TikTok unveils bug bounty program, scraps with US government in court over looming ban
TikTok announced a global bug bounty program Thursday amid an ongoing court battle to continue operating in the U.S.
The program, a partnership with HackerOne, is an expansion of a more limited vulnerability disclosure program for the popular video-sharing app.
“This partnership will help us to gain insight from the world’s top security researchers, academic scholars and independent experts to better uncover potential threats and make our security defenses even stronger,” TikTok wrote in a blog post.
Researchers who uncover vulnerabilities can make between $50 and $14,800, depending on the severity of the flaw. TikTok has previously worked with security research companies to fix flaws they found.
A range of high profile companies have relied on bug bounty programs to solicit reports about vulnerabilities for which internal security personnel failed to account.
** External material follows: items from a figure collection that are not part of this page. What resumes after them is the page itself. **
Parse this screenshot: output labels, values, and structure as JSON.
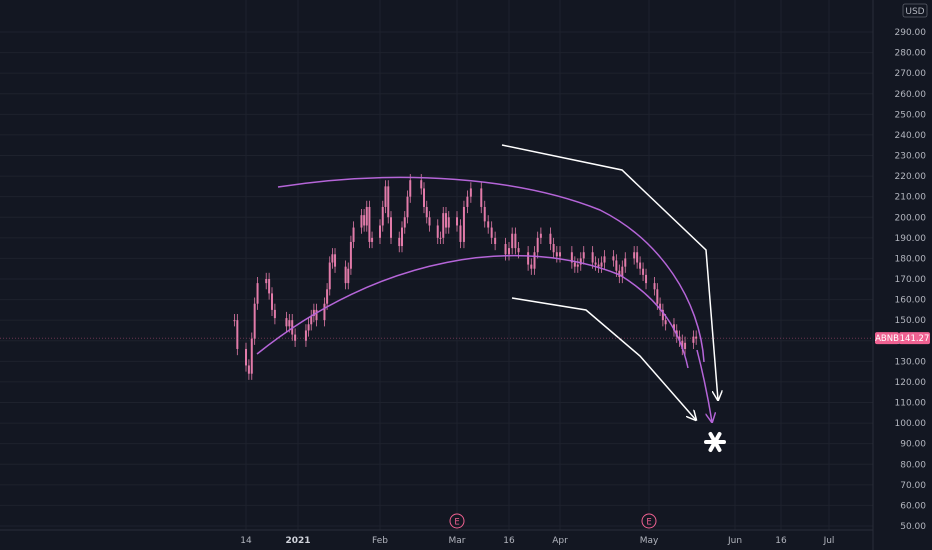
{
  "currency_label": "USD",
  "price_badge": {
    "ticker": "ABNB",
    "price": "141.27"
  },
  "event_markers": [
    {
      "label": "E",
      "x_label": "Mar"
    },
    {
      "label": "E",
      "x_label": "May"
    }
  ],
  "colors": {
    "background": "#131722",
    "grid": "#1e222d",
    "candles": "#e27ba9",
    "curves": "#b565d8",
    "annotations": "#ffffff",
    "badge": "#f06292"
  },
  "chart_data": {
    "type": "line",
    "title": "",
    "xlabel": "",
    "ylabel": "",
    "ylim": [
      47,
      298
    ],
    "y_ticks": [
      "290.00",
      "280.00",
      "270.00",
      "260.00",
      "250.00",
      "240.00",
      "230.00",
      "220.00",
      "210.00",
      "200.00",
      "190.00",
      "180.00",
      "170.00",
      "160.00",
      "150.00",
      "140.00",
      "130.00",
      "120.00",
      "110.00",
      "100.00",
      "90.00",
      "80.00",
      "70.00",
      "60.00",
      "50.00"
    ],
    "x_ticks": [
      "14",
      "2021",
      "Feb",
      "Mar",
      "16",
      "Apr",
      "May",
      "Jun",
      "16",
      "Jul"
    ],
    "x_tick_dates": [
      "2020-12-14",
      "2021-01-01",
      "2021-02-01",
      "2021-03-01",
      "2021-03-16",
      "2021-04-01",
      "2021-05-01",
      "2021-06-01",
      "2021-06-16",
      "2021-07-01"
    ],
    "last_price": 141.27,
    "series": [
      {
        "x": [
          "2020-12-10",
          "2020-12-11",
          "2020-12-14",
          "2020-12-15",
          "2020-12-16",
          "2020-12-17",
          "2020-12-18",
          "2020-12-21",
          "2020-12-22",
          "2020-12-23",
          "2020-12-24",
          "2020-12-28",
          "2020-12-29",
          "2020-12-30",
          "2020-12-31",
          "2021-01-04",
          "2021-01-05",
          "2021-01-06",
          "2021-01-07",
          "2021-01-08",
          "2021-01-11",
          "2021-01-12",
          "2021-01-13",
          "2021-01-14",
          "2021-01-15",
          "2021-01-19",
          "2021-01-20",
          "2021-01-21",
          "2021-01-22",
          "2021-01-25",
          "2021-01-26",
          "2021-01-27",
          "2021-01-28",
          "2021-01-29",
          "2021-02-01",
          "2021-02-02",
          "2021-02-03",
          "2021-02-04",
          "2021-02-05",
          "2021-02-08",
          "2021-02-09",
          "2021-02-10",
          "2021-02-11",
          "2021-02-12",
          "2021-02-16",
          "2021-02-17",
          "2021-02-18",
          "2021-02-19",
          "2021-02-22",
          "2021-02-23",
          "2021-02-24",
          "2021-02-25",
          "2021-02-26",
          "2021-03-01",
          "2021-03-02",
          "2021-03-03",
          "2021-03-04",
          "2021-03-05",
          "2021-03-08",
          "2021-03-09",
          "2021-03-10",
          "2021-03-11",
          "2021-03-12",
          "2021-03-15",
          "2021-03-16",
          "2021-03-17",
          "2021-03-18",
          "2021-03-19",
          "2021-03-22",
          "2021-03-23",
          "2021-03-24",
          "2021-03-25",
          "2021-03-26",
          "2021-03-29",
          "2021-03-30",
          "2021-03-31",
          "2021-04-01",
          "2021-04-05",
          "2021-04-06",
          "2021-04-07",
          "2021-04-08",
          "2021-04-09",
          "2021-04-12",
          "2021-04-13",
          "2021-04-14",
          "2021-04-15",
          "2021-04-16",
          "2021-04-19",
          "2021-04-20",
          "2021-04-21",
          "2021-04-22",
          "2021-04-23",
          "2021-04-26",
          "2021-04-27",
          "2021-04-28",
          "2021-04-29",
          "2021-04-30",
          "2021-05-03",
          "2021-05-04",
          "2021-05-05",
          "2021-05-06",
          "2021-05-07",
          "2021-05-10",
          "2021-05-11",
          "2021-05-12",
          "2021-05-13",
          "2021-05-14",
          "2021-05-17",
          "2021-05-18"
        ],
        "values": [
          150,
          136,
          128,
          124,
          141,
          158,
          168,
          170,
          163,
          155,
          151,
          147,
          150,
          143,
          140,
          145,
          148,
          152,
          155,
          150,
          158,
          165,
          178,
          182,
          176,
          168,
          175,
          188,
          195,
          201,
          196,
          205,
          188,
          190,
          196,
          205,
          215,
          200,
          190,
          186,
          195,
          200,
          210,
          218,
          214,
          205,
          200,
          196,
          190,
          190,
          202,
          195,
          200,
          196,
          188,
          205,
          210,
          214,
          205,
          198,
          195,
          190,
          187,
          182,
          185,
          192,
          185,
          183,
          177,
          175,
          183,
          190,
          192,
          187,
          183,
          181,
          183,
          178,
          176,
          177,
          180,
          183,
          178,
          177,
          176,
          178,
          181,
          179,
          174,
          171,
          176,
          180,
          183,
          178,
          175,
          172,
          168,
          165,
          158,
          155,
          150,
          148,
          145,
          142,
          140,
          136,
          139,
          142,
          141
        ]
      }
    ]
  }
}
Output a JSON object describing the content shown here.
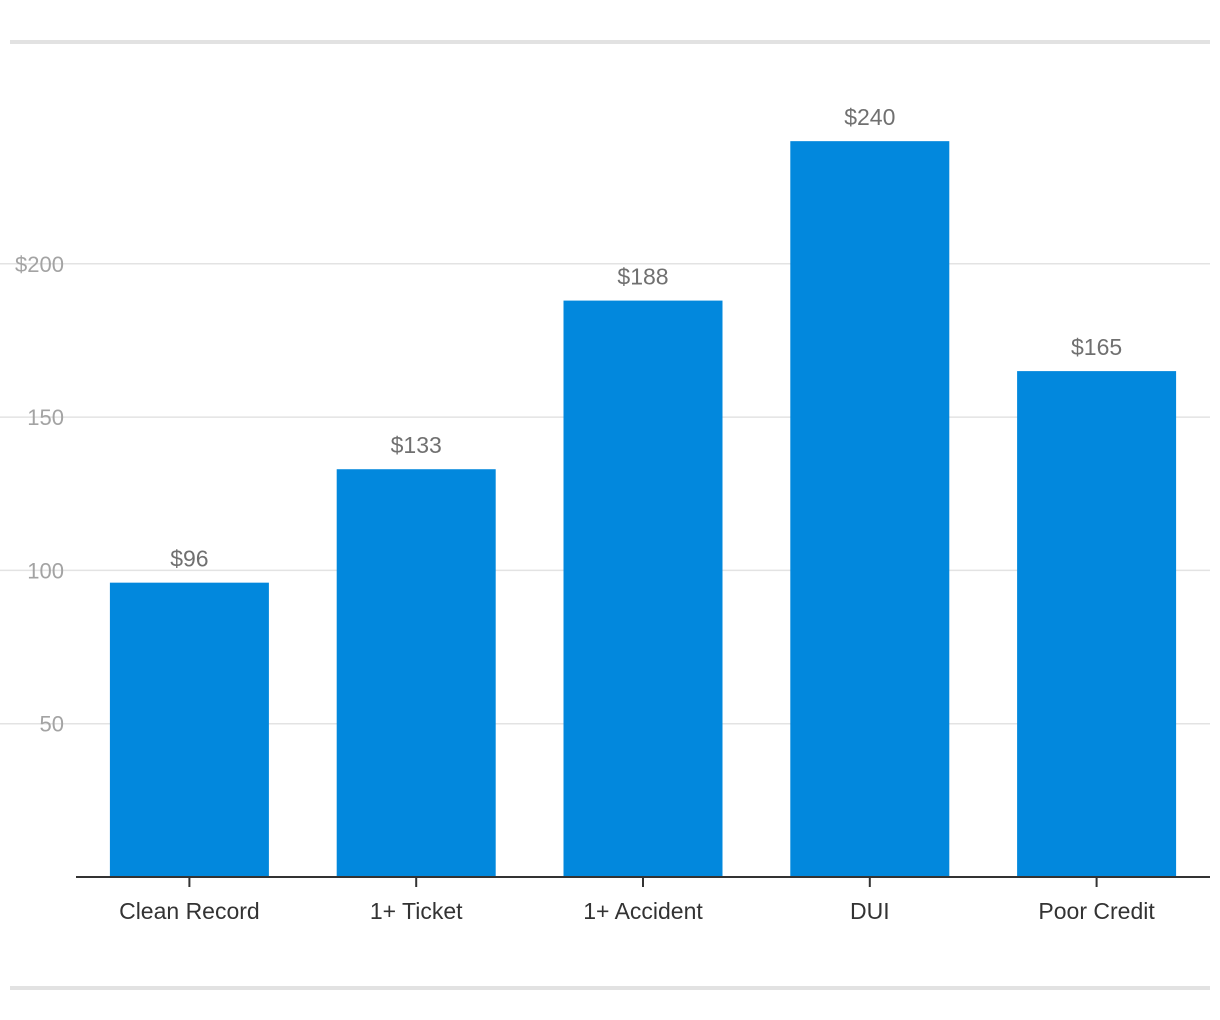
{
  "chart_data": {
    "type": "bar",
    "categories": [
      "Clean Record",
      "1+ Ticket",
      "1+ Accident",
      "DUI",
      "Poor Credit"
    ],
    "values": [
      96,
      133,
      188,
      240,
      165
    ],
    "data_labels": [
      "$96",
      "$133",
      "$188",
      "$240",
      "$165"
    ],
    "title": "",
    "xlabel": "",
    "ylabel": "",
    "ylim": [
      0,
      260
    ],
    "y_ticks": [
      50,
      100,
      150,
      200
    ],
    "y_tick_labels": [
      "50",
      "100",
      "150",
      "$200"
    ],
    "grid": true,
    "legend": "none",
    "colors": {
      "bar": "#0288dd",
      "grid": "#e3e3e3",
      "axis": "#333333",
      "rule": "#e2e2e2"
    }
  }
}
Often, success depends on the firms’ ability to fix those flaws, and reward outside researchers in a way that doesn’t leave them frustrated.
TikTok’s announcement coincided with a federal judge temporarily halting a planned ban on TikTok downloads from U.S. app stores that was due to take effect on Sept. 27. President Donald Trump signed an executive order initiating the ban, citing, in part, national security concerns over TikTok’s parent company, Beijing-based ByteDance.
The company’s chief security officer previously said he is unaware of the specific concerns from U.S. national security officials.
A broader ban is set to take effect Nov. 12, and TikTok sued Wednesday for a preliminary injunction against those prohibitions. An appeals court also agreed Wednesday to speed up the Justice Department’s effort to overturn the Sept. 27 ruling.
Meanwhile, ByteDance awaits U.S. and Chinese government approval of a plan to break off its U.S. business into a U.S.-based company in which Oracle and Walmart would own a 20 percent stake, not that all the parties seem to be on board.